Well, they aren’t for me. To me, the idea of Facebook ceasing to exist is an exciting one. For one, those people from high school who I really don’t have any interest in but am too lazy to defriend would disappear from my world. No more waking up to engagement photos, ultrasound pictures or statuses about a new job or internship. Essentially, all that shameless self-promotion that is made so easy to do on Facebook would end. Ahh what a glorious thing. Some of you are thinking, “What are they waiting for?! Let’s shut it down today!”
But it’s not that simple. As isolating Facebook may seem at times, it has actually done a lot to improve our real-life relationships and expand our networks. Pew Internet Research did a study to try to measure how Facebook has impacted our lives. One of their findings was that, on average, Americans have stronger friendships now than they did four years ago. The study also found that when measuring a person’s network ties (including both online and real life network ties), the average Internet user has about 100 more ties than someone who does not use the Internet. Additionally, they found that while 15% of non-Internet users have no close ties, only 7% of average Internet users report that they have no close ties. But what about the social networking users, you ask. Only 5% of social networking users report having no close ties. 5%! Is it just me or does the fact that Facebook actually make people less isolated blow your mind? This Pew Internet Research study ultimately concludes that “Facebook use seems to support intimacy, rather than undermine it.” The study has also found that Facebook users get more support from their social network than the average Internet user and way more support than a non-Internet user. There you have it: Facebook users are more connected and more supported than those who don’t use Facebook.

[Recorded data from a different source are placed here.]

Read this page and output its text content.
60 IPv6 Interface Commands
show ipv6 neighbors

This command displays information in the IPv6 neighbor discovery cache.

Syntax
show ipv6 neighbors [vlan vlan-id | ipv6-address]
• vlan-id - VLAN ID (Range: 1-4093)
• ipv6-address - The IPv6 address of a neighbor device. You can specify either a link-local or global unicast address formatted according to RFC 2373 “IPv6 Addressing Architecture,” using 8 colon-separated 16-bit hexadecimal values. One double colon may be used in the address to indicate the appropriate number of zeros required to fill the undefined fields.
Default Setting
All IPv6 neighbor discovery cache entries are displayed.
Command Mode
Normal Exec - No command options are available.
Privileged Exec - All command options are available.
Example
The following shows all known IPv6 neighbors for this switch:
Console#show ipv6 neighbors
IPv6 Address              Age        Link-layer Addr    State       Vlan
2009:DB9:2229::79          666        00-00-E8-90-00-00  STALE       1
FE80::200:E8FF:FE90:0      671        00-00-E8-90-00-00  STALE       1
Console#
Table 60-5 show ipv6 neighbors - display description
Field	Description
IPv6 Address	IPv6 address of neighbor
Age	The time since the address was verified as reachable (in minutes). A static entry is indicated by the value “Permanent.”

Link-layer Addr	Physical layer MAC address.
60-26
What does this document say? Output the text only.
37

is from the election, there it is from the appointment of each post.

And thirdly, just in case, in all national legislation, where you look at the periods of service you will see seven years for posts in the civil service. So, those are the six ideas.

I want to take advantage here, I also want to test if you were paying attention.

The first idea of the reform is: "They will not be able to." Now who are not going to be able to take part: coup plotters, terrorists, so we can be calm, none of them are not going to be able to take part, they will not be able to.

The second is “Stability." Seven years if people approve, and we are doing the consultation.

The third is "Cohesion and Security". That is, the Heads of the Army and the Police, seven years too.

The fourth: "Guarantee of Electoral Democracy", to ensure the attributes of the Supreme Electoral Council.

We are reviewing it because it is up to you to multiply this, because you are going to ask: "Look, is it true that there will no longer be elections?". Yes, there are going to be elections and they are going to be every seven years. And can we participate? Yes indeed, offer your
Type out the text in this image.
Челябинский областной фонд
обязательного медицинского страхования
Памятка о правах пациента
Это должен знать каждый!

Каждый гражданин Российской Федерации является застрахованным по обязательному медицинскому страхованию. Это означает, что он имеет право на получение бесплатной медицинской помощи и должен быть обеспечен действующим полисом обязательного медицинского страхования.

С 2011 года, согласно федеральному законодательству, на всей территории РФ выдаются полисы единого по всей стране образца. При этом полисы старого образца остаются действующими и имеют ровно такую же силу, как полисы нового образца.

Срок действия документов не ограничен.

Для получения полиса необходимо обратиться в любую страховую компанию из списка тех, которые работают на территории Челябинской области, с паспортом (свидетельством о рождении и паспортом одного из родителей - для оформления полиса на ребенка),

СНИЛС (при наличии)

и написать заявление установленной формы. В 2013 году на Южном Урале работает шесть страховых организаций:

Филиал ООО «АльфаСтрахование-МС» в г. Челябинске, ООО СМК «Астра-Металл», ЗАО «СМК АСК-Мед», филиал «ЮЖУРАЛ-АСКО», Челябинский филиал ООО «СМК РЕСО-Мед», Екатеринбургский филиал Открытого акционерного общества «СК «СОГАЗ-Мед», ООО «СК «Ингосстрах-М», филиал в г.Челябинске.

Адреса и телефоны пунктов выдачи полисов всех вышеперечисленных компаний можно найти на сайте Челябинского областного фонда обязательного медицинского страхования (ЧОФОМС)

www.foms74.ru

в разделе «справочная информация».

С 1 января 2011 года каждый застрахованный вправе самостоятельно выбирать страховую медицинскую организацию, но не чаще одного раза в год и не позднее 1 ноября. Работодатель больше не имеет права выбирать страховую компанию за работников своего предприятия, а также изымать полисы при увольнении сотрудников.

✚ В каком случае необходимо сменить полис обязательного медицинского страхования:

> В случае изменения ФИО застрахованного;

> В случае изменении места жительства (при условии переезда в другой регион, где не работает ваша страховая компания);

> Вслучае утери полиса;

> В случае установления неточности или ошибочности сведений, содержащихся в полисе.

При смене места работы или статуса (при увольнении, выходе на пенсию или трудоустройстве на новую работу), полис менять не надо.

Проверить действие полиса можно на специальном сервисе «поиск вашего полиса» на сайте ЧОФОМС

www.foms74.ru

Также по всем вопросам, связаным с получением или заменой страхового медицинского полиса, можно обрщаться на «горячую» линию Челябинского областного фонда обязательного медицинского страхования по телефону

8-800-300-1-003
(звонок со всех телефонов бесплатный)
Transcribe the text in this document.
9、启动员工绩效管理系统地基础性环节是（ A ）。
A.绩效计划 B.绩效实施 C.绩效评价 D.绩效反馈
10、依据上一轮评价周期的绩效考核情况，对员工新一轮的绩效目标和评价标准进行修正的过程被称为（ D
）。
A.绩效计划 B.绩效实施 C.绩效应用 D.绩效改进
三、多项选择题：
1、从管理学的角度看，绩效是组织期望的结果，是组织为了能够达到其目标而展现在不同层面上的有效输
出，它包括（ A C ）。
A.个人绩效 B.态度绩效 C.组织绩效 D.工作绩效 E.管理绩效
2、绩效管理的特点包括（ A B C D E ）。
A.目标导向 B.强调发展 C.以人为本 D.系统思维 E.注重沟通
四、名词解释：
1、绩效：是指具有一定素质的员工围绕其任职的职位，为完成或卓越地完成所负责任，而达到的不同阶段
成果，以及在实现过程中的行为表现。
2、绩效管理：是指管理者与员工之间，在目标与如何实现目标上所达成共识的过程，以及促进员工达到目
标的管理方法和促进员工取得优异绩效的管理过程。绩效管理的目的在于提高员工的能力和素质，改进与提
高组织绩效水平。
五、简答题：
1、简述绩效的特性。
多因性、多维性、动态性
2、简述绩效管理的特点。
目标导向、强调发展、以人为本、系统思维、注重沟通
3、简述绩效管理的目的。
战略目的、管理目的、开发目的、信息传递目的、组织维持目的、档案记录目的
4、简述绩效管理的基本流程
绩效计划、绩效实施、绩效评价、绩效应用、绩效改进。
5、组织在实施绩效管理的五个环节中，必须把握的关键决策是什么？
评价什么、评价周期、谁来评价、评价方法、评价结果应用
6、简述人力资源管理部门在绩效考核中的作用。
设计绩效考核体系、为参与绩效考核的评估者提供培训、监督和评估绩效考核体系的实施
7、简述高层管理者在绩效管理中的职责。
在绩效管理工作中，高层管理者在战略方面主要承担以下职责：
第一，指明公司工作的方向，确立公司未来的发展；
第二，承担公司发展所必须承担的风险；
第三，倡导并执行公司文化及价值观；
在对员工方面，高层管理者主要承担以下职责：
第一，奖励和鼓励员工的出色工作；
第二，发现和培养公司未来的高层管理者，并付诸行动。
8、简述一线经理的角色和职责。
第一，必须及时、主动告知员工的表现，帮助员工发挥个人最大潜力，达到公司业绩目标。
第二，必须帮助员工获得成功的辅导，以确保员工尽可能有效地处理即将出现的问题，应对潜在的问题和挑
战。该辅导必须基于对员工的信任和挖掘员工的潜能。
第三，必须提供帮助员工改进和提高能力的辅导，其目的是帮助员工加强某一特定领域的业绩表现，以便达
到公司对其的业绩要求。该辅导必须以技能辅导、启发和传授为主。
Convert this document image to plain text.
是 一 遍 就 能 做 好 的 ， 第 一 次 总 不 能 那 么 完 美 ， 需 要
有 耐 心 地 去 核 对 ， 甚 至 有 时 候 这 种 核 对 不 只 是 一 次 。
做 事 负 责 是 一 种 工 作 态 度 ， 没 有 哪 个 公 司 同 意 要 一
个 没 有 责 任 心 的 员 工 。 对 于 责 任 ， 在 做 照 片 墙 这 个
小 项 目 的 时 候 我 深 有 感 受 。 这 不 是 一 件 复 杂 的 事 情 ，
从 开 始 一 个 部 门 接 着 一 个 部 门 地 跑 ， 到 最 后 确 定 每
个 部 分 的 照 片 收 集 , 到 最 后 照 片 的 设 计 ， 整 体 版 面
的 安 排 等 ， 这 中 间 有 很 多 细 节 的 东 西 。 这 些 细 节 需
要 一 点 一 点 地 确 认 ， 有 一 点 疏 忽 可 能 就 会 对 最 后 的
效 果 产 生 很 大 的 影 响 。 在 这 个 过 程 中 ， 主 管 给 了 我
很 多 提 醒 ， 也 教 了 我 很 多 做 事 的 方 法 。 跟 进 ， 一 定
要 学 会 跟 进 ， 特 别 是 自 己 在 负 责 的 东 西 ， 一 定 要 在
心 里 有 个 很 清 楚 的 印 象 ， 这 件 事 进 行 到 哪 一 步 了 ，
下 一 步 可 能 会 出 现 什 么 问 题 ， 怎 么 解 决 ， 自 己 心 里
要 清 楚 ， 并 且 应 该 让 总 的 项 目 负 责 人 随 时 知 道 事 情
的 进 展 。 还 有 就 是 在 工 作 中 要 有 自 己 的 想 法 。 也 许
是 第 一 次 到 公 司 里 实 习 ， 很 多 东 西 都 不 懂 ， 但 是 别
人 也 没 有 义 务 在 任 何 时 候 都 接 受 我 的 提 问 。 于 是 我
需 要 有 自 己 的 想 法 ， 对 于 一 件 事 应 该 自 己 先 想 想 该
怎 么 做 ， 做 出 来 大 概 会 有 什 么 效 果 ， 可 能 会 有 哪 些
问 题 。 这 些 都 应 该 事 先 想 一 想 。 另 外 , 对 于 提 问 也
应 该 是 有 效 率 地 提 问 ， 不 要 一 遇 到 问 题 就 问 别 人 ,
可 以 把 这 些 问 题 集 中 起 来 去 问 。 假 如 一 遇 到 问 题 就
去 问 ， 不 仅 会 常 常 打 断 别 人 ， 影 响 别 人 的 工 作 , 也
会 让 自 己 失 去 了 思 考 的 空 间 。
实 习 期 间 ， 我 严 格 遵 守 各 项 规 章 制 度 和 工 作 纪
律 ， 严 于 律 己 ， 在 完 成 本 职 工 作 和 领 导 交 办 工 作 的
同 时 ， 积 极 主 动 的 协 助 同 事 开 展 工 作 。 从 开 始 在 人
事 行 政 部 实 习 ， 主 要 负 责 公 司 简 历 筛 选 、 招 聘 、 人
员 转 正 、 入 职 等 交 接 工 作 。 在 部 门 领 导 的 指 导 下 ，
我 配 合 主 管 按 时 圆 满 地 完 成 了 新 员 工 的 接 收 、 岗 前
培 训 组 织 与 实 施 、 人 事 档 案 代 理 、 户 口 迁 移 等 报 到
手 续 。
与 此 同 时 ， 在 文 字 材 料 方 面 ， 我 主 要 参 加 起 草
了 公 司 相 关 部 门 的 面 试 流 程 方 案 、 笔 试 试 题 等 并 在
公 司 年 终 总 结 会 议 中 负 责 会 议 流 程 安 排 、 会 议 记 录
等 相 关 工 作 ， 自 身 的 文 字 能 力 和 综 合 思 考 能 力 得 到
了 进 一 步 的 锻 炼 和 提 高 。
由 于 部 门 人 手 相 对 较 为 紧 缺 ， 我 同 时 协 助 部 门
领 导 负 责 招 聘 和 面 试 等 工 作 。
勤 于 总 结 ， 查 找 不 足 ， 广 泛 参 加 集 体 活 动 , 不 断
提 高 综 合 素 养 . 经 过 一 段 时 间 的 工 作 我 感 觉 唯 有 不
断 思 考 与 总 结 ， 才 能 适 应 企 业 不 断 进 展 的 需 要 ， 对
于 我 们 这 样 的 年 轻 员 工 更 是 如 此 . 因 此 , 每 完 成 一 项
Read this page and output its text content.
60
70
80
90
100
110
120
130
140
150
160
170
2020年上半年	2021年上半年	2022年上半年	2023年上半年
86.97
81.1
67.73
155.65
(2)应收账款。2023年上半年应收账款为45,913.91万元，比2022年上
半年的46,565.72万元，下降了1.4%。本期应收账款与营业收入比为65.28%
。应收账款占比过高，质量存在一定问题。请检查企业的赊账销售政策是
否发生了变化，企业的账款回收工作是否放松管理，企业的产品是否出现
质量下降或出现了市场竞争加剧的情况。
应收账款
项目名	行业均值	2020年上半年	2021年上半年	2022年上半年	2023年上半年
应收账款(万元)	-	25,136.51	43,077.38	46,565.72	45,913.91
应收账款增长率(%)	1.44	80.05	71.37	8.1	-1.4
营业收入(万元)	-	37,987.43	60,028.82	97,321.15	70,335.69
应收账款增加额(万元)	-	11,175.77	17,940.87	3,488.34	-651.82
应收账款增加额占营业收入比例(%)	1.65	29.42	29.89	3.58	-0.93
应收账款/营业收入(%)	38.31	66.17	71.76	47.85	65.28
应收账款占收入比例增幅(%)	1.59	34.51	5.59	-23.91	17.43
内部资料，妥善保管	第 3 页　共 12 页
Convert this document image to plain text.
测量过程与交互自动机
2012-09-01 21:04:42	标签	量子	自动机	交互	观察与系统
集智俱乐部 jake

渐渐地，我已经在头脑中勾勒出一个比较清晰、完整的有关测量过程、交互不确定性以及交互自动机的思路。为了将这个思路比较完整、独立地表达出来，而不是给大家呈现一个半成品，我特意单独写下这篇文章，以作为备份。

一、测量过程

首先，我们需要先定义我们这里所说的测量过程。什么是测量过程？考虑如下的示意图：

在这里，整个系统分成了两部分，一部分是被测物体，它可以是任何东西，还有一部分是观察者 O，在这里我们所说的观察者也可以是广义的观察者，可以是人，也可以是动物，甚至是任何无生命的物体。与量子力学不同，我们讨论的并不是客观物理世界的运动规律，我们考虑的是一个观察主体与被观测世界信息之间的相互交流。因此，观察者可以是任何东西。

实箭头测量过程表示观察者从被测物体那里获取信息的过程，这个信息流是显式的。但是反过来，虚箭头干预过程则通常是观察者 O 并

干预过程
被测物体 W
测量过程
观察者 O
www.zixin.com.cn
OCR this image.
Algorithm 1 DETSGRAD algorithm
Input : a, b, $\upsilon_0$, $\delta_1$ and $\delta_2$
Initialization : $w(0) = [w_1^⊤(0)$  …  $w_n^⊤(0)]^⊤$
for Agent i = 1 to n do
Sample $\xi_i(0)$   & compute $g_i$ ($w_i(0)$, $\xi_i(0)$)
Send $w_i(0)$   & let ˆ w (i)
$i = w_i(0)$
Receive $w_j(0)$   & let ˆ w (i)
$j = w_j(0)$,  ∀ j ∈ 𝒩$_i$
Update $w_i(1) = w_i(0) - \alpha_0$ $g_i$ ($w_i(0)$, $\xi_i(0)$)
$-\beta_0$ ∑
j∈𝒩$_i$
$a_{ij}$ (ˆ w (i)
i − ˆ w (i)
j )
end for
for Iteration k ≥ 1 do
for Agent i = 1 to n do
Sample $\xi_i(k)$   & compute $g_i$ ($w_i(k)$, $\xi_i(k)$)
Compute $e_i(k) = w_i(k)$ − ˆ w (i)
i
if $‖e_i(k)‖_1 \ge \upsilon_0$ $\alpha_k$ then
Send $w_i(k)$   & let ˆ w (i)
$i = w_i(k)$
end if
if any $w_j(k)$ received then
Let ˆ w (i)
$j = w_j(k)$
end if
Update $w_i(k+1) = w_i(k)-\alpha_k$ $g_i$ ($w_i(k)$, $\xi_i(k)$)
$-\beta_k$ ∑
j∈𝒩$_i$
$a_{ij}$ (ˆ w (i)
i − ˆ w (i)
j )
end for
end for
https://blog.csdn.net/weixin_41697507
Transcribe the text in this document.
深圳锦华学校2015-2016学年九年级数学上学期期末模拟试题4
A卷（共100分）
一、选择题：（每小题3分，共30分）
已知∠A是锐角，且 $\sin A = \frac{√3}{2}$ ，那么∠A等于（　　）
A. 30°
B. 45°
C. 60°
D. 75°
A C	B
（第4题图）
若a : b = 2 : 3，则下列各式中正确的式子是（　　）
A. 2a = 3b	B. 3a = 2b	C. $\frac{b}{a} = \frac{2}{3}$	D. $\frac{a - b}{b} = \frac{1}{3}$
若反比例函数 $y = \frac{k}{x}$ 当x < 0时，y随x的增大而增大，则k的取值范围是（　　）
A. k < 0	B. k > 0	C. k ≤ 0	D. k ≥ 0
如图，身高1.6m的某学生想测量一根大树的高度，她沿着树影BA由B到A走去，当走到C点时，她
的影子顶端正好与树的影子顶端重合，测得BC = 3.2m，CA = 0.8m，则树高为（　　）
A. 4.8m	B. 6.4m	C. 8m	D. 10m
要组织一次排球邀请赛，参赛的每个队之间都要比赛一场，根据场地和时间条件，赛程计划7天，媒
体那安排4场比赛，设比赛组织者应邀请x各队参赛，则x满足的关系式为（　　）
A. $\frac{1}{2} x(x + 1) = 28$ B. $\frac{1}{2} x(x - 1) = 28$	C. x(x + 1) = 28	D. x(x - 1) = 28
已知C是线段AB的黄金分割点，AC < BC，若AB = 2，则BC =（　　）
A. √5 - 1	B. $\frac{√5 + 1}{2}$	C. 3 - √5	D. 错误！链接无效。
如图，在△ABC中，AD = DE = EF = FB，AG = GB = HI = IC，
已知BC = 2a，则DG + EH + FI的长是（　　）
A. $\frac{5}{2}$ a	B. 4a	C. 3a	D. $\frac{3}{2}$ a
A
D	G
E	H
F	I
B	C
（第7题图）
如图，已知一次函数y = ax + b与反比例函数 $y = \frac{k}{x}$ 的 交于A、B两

So what does this mean for those of us so annoyed with Facebook that we hardly ever go on it anymore? I think it means that we need to reevaluate how we look at the social networking site. Instead of thinking of it as an annoying self-promotion platform, maybe we should think of it as a place where we can stay connected with the important people in our lives who may live across the continent or across the world. Maybe we need to consider the social support we have received on Facebook and evaluate if that support would have existed in the same capacity without the social networking site. Maybe we need to consider the level at which Facebook connects like-minded people who share common values. As we saw in 2011, Facebook is capable of assisting in the takeover of dictatorships across a whole region. If Facebook didn’t exist, maybe those uprisings would have never occurred and the change we see taking place in that part of the world would not be happening. If Facebook shut down today, I think I would be relieved at first. But then I would realize that without that cross-continental, cross-cultural connection, all the progress we are making as global citizens would come to a screeching halt.